In Agard’s poem, footnotes are where history shows its true colors: they reveal how power, held or withheld, has muted the contributions of people like Edmonstone. To be called a footnote to history is usually a put-down. I would, however, like to rehabilitate a footnoted existence, somewhat, in this essay. To be footnoted is to be cited, and to be cited is to be published. Lal Bihari Sharma, author of the 1915 songbook Damra Phag Bahar, or Holi Songs of Demerara, also could have declared: footnotes know me. First-person testimony, written by indentured immigrants, is rare: only three literary texts about the system that replaced slavery in the British Empire, by laborers who experienced it personally, are known to exist. Holi Songs of Demerara is the only one to emerge from the English-speaking Caribbean. The other two were memoirs by men from Fiji and Suriname.
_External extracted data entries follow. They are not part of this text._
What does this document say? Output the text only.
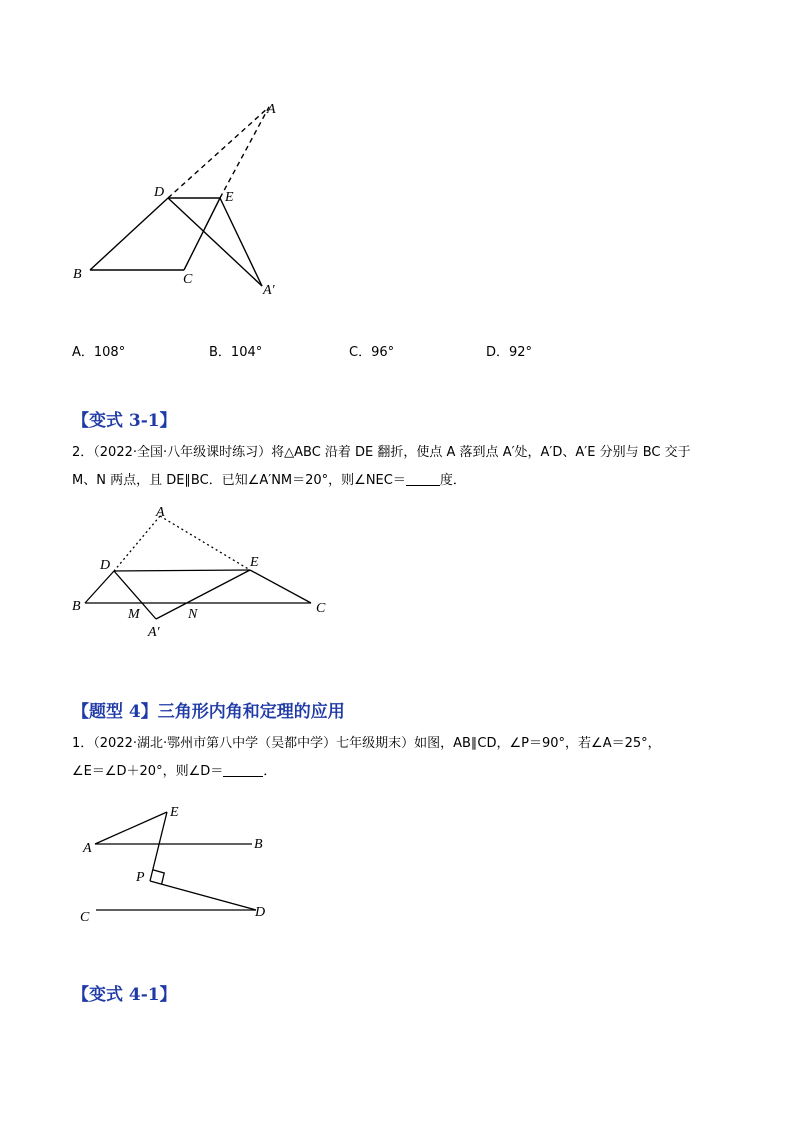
A
D	E
B	C
A′
A．108°	B．104°	C．96°	D．92°
【变式 3-1】
2．（2022·全国·八年级课时练习）将△ABC 沿着 DE 翻折，使点 A 落到点 A′处，A′D、A′E 分别与 BC 交于
M、N 两点，且 DE∥BC．已知∠A′NM＝20°，则∠NEC＝	度．
A
D	E
B
M	N	C
A′
【题型 4】三角形内角和定理的应用
1．（2022·湖北·鄂州市第八中学（吴都中学）七年级期末）如图，AB∥CD，∠P＝90°，若∠A＝25°，
∠E＝∠D＋20°，则∠D＝	．
E
A	B
P
C	D
【变式 4-1】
It was in fact as a footnote that I first encountered Lal Bihari Sharma. I learned about him in June 2011, while reading a scholarly monograph during the final lap of research for my 2013 book Coolie Woman: The Odyssey of Indenture. That book is partly a narrative history about indentured women in the Caribbean and partly a memoir about my attempts to uncover the mystery behind my great-grandmother’s exit from India, in 1903, as a “coolie” (or indentured laborer). She was born in the very same district of the very same region of the very same state in India as Sharma, and they came from the same caste background. The monograph’s author, a Delhi-based labor historian, described the songbook as rich with sensory details about life on a sugar plantation in British Guiana, told from the perspective of an indentured man.